Another question was whether our analyses are biologically plausible. We now have thoroughly discussed in our answers to the reviewers that we verify biological validity through a number of experiments (Fig 5 and Table 1 in the original manuscript) and will revise our final paper to describe this more clearly.

We want to thank all reviewers once again for these and their other great comments - comments we were keen to incorporate as they further improve our paper.

最终决定Accept (spotlight)

2024-09-25

Reviewers were impressed by the paper's contributions in the problem of DNN modeling of biological neurons: the novel methods of iterative feature pruning and adaptive regularization, and well-designed and clearly motivated experiments, as well as the focus on addressing the reproducibility of learned embeddings. Other strengths of the paper included testing of the biological plausibility of the tuning curves which enhanced the evaluation of the method in addition to more standard ML metrics. The results on the non-rotationally invariant CNN added during the rebuttal further contribute to the potential generalizability of the results of the paper, which were originally shown only for rotationally invariant networks (due to biological considerations).

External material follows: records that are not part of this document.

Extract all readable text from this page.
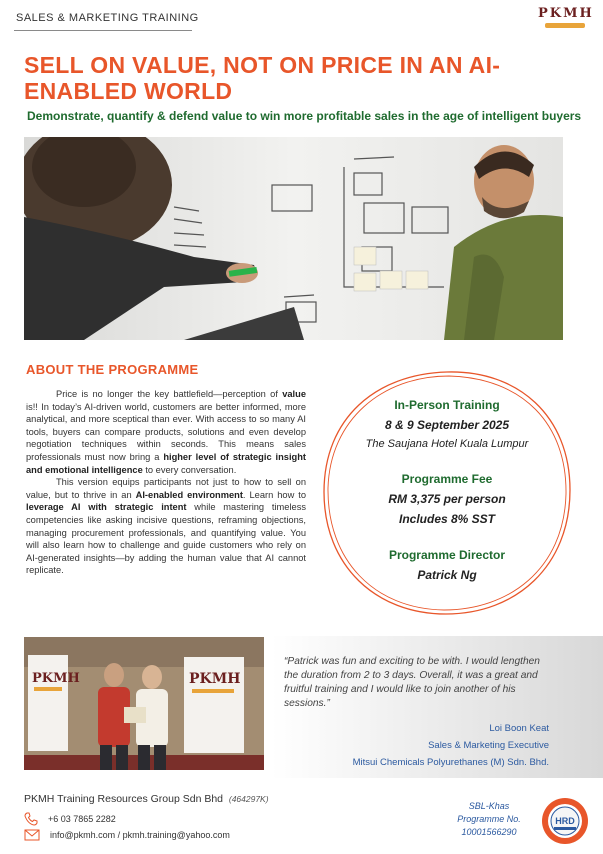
SALES & MARKETING TRAINING	PKMH
SELL ON VALUE, NOT ON PRICE IN AN AI-
ENABLED WORLD
Demonstrate, quantify & defend value to win more profitable sales in the age of intelligent buyers
ABOUT THE PROGRAMME

Price is no longer the key battlefield—perception of value is!! In today’s AI-driven world, customers are better informed, more analytical, and more sceptical than ever. With access to so many AI tools, buyers can compare products, solutions and even develop negotiation techniques within seconds. This means sales professionals must now bring a higher level of strategic insight and emotional intelligence to every conversation.

This version equips participants not just to how to sell on value, but to thrive in an AI-enabled environment. Learn how to leverage AI with strategic intent while mastering timeless competencies like asking incisive questions, reframing objections, managing procurement professionals, and quantifying value. You will also learn how to challenge and guide customers who rely on AI-generated insights—by adding the human value that AI cannot replicate.

In-Person Training
8 & 9 September 2025
The Saujana Hotel Kuala Lumpur
Programme Fee
RM 3,375 per person
Includes 8% SST
Programme Director
Patrick Ng
PKMH	PKMH
“Patrick was fun and exciting to be with. I would lengthen the duration from 2 to 3 days. Overall, it was a great and fruitful training and I would like to join another of his sessions.”
Loi Boon Keat
Sales & Marketing Executive
Mitsui Chemicals Polyurethanes (M) Sdn. Bhd.
PKMH Training Resources Group Sdn Bhd (464297K)
+6 03 7865 2282
info@pkmh.com / pkmh.training@yahoo.com
SBL-Khas
Programme No.
10001566290
HRD
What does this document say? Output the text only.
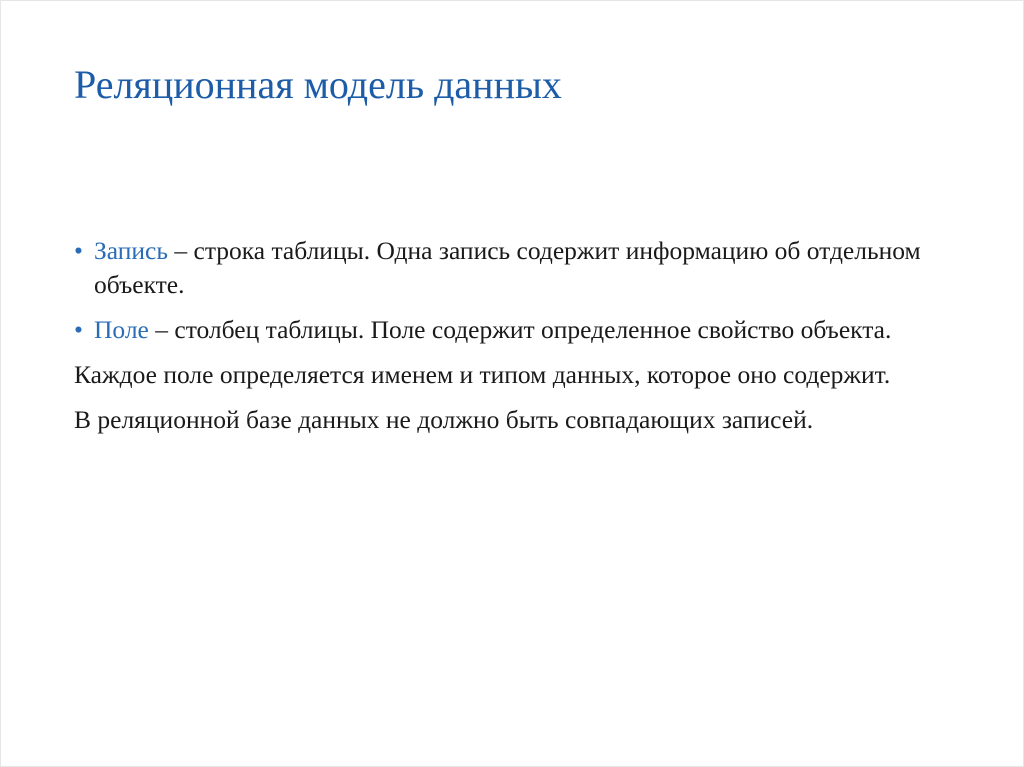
Реляционная модель данных
• Запись – строка таблицы. Одна запись содержит информацию об отдельном объекте.
• Поле – столбец таблицы. Поле содержит определенное свойство объекта.

Каждое поле определяется именем и типом данных, которое оно содержит.

В реляционной базе данных не должно быть совпадающих записей.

Some reviewer comments indicate that the paper could potentially benefit by adding more explanations and clarifying the motivation and technical details, which the authors have agreed to attempt in their revision.

This work has demonstrated a high level of technical sophistication and quality, and is likely to have high impact on of neuronal data modeling. Given the size of the audience that would find this work to be of interest, I am recommending it for a spotlight presentation.